Early life experiences are the foundational building blocks for development, learning, and health throughout a person’s lifetime. Trauma can have a long-term effect on well-being and functioning for children, adults, families, and our community.
The Zero Abuse Project offers well-established training on adverse childhood experiences (ACE) and trauma-informed care (TIC).
The purpose of training is to increase the community’s collective ability to support individuals who have experienced traumatic events through the provision of supportive trauma-informed strategies and services.
Comprehensive Trauma-Informed Care Training (6.5 hours)
Includes printed manuals for up to 30 participants ($600 value). Additional manuals can be purchased as needed.
Part One: Adverse Childhood Experiences (ACE) Training (3 hours)
- Gain in-depth knowledge of ACE research
- Learn about the impact of trauma on development
- Increase your understanding of working with challenging behaviors
Part Two: Trauma-Informed Care Training (3.5 hours)
- Participate in group discussions and activities, facilitated conversations and problem solving exercises
- Learn strategies to promote resilience
- Identify practical trauma-informed care strategies
Join the growing number of schools, youth-serving organizations, healthcare and faith organizations that have hosted this important education!
Knowledge about ACEs can help early learning professionals better understand parent’s and children’s behaviors.
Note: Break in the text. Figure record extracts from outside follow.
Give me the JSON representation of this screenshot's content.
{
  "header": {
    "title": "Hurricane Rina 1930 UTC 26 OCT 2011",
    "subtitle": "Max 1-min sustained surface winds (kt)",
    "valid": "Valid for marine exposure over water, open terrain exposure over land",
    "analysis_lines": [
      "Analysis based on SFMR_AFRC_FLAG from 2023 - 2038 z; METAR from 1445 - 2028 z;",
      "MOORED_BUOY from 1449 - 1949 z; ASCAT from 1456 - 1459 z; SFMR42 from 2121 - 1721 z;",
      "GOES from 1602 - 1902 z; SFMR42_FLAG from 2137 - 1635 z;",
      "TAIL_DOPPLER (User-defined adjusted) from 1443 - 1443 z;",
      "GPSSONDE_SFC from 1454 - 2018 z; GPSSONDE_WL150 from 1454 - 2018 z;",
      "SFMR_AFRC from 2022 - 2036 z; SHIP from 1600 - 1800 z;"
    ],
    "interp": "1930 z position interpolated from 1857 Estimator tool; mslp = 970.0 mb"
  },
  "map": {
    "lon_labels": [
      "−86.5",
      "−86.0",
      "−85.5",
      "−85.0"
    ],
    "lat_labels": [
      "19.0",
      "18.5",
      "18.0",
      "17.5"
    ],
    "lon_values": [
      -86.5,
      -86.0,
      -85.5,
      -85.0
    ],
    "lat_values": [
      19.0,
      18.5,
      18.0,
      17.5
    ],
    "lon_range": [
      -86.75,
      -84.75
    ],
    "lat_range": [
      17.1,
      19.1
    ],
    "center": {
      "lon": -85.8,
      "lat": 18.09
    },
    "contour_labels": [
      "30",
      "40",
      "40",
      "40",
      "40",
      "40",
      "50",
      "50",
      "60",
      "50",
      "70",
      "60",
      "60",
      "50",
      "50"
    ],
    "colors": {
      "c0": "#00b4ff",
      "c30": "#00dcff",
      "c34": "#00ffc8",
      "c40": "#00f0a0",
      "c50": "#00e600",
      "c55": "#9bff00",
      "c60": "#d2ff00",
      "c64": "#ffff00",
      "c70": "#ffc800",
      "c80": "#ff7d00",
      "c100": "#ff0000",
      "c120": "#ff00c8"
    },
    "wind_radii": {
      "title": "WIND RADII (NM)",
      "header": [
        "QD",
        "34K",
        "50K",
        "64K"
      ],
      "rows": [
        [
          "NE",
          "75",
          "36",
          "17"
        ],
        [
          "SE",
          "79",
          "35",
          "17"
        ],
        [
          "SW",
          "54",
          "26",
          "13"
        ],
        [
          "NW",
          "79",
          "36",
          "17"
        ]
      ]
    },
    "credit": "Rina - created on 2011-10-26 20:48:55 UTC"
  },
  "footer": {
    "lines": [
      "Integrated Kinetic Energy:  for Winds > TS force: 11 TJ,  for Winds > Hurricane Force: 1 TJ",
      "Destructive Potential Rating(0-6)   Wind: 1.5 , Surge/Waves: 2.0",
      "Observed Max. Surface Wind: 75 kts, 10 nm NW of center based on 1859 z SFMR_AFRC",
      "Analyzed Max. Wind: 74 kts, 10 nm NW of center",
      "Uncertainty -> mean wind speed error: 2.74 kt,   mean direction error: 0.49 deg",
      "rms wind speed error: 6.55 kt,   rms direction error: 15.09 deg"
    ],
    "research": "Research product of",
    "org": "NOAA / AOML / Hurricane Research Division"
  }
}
This is especially important because interventions are the most impactful with young children.
Understanding the impact of ACEs on multiple generations can help leaders and volunteers in faith-based organizations better support the mind, body and spirit of individuals, families and communities.
When considering that childhood experiences influence individuals’ long-term health, information about ACEs provides healthcare professionals the opportunity to better understand, assess and support patients, and prevent future health concerns.
Receiving training about ACEs can help educators and administrators better understand children’s behaviors, develop appropriate interventions and help prevent risky youth behaviors.
Community and youth-serving
Understanding ACEs can help community-based and youth-serving organizations effectively serve the needs of the community by providing quality resources and referrals, and devising new strategies to manage population health.